The group expressed the hope that the Irish bishops would “quickly take this matter in hand, so that Irish Catholics will no longer have to endure the very unsatisfactory translation of the liturgy currently in use”.

In the US, retired bishop of Erie, Pennsylvania, Bishop Donald Trautman described the new law as a “victory for collegiality and a victory for the [Second Vatican] Council Fathers”.

According to NCR, Bishop Trautman, as former chair of the US bishops’ Committee on Liturgy, spearheaded efforts to stop or delay the new missal translations, which he described as “full of grammatical errors and unproclaimable texts”.

The new missal was translated according to Liturgiam Authenticam, issued by the Congregation for Divine Worship and the Discipline of the Sacraments in 2001. This called for a more direct translation from the Latin to vernacular languages.

Before and during its implementation there were complaints that the translation was too literal, with over-long sentences.

In 2014, a survey of clergy views carried out by the Association of Catholic Priests found that four out of five priests want the new translation of the Roman Missal revised or scrapped.

The survey also found that a significant percentage of priests were still using texts from a 1973 missal.

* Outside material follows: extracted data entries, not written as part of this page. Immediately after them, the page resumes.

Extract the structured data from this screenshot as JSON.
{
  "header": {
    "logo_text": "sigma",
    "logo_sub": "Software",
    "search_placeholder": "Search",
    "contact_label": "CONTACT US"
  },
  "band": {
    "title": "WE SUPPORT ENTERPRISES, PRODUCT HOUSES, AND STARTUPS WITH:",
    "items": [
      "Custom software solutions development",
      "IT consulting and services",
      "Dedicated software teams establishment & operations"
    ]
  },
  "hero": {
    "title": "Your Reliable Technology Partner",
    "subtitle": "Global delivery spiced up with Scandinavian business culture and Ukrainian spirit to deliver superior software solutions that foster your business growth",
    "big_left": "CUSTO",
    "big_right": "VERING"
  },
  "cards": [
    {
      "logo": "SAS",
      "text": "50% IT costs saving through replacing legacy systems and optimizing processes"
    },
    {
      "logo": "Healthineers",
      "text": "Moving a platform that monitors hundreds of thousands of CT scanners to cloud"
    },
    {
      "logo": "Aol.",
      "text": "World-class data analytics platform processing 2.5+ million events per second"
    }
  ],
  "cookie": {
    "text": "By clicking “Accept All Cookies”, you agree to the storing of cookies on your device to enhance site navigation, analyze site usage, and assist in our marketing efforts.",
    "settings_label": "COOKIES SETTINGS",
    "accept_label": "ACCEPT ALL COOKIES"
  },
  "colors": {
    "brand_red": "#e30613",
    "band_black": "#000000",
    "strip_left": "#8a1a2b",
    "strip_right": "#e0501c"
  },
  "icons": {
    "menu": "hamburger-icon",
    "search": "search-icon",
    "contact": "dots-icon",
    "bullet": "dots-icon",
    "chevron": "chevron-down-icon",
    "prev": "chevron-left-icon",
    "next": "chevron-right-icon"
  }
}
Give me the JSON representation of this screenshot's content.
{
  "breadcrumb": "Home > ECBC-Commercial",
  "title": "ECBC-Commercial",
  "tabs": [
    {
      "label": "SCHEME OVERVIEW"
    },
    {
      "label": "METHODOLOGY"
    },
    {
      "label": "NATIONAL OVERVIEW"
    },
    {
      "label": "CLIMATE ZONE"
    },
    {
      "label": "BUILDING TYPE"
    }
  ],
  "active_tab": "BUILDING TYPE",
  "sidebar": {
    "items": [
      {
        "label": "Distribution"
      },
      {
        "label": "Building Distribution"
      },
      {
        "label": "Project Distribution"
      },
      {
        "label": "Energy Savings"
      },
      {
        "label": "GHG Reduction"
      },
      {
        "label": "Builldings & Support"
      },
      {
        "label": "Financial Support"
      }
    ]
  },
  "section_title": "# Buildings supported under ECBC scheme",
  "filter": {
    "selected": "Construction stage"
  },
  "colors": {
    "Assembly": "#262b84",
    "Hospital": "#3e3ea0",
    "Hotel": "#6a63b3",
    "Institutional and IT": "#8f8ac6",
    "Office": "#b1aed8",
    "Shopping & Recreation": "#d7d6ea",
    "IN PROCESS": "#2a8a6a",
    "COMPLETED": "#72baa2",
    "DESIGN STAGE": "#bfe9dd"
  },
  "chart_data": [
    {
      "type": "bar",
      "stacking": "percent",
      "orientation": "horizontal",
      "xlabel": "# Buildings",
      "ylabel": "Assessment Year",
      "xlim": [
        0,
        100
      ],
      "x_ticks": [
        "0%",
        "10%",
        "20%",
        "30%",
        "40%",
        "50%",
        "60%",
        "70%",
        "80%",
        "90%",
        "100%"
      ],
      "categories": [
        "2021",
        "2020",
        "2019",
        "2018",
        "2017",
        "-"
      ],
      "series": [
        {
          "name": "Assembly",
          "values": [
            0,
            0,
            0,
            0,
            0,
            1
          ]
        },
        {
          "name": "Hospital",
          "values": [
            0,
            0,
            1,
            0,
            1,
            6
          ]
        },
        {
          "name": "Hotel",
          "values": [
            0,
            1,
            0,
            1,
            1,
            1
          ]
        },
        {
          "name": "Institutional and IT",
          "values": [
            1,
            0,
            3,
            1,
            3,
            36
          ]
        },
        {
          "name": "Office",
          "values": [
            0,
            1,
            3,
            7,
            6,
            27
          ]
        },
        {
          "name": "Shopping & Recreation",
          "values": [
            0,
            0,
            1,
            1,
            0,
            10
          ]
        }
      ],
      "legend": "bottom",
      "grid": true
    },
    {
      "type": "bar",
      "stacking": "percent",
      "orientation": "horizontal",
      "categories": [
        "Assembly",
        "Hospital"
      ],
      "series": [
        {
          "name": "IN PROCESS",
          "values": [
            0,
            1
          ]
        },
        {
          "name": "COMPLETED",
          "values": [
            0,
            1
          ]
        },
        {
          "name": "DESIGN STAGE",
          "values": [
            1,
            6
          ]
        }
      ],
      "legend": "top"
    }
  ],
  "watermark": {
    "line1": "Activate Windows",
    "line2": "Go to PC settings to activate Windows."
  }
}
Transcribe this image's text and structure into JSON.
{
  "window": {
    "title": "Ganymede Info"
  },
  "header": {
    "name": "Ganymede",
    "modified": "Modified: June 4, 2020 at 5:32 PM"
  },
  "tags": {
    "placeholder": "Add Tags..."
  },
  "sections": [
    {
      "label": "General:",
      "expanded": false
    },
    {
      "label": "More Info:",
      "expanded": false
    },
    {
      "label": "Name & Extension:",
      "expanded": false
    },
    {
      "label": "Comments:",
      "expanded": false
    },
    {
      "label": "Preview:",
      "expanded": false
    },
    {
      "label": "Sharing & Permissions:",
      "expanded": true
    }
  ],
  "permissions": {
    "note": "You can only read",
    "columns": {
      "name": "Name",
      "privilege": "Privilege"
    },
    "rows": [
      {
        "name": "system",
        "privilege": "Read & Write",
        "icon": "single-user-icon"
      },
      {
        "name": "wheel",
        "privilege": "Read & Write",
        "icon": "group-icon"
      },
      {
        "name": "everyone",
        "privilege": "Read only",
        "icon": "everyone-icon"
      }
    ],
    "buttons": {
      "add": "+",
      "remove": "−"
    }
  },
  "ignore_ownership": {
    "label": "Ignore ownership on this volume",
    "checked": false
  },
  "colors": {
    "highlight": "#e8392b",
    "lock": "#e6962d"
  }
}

The views of 191 priests, who were randomly selected from the alphabetical listing of clergy in Ireland, showed that 35 per cent of priests favoured replacing the current translation immediately and 45 per cent “as soon as a revised missal becomes available”.

Close to two thirds of those surveyed said they were either dissatisfied (33.5 per cent) or very dissatisfied (27.2 per cent) with the missal.

This compared with just a quarter who were either very satisfied (4.7 per cent) or satisfied (19.9 per cent). But even among those who were satisfied, more than half wanted to see a revised missal within a few years.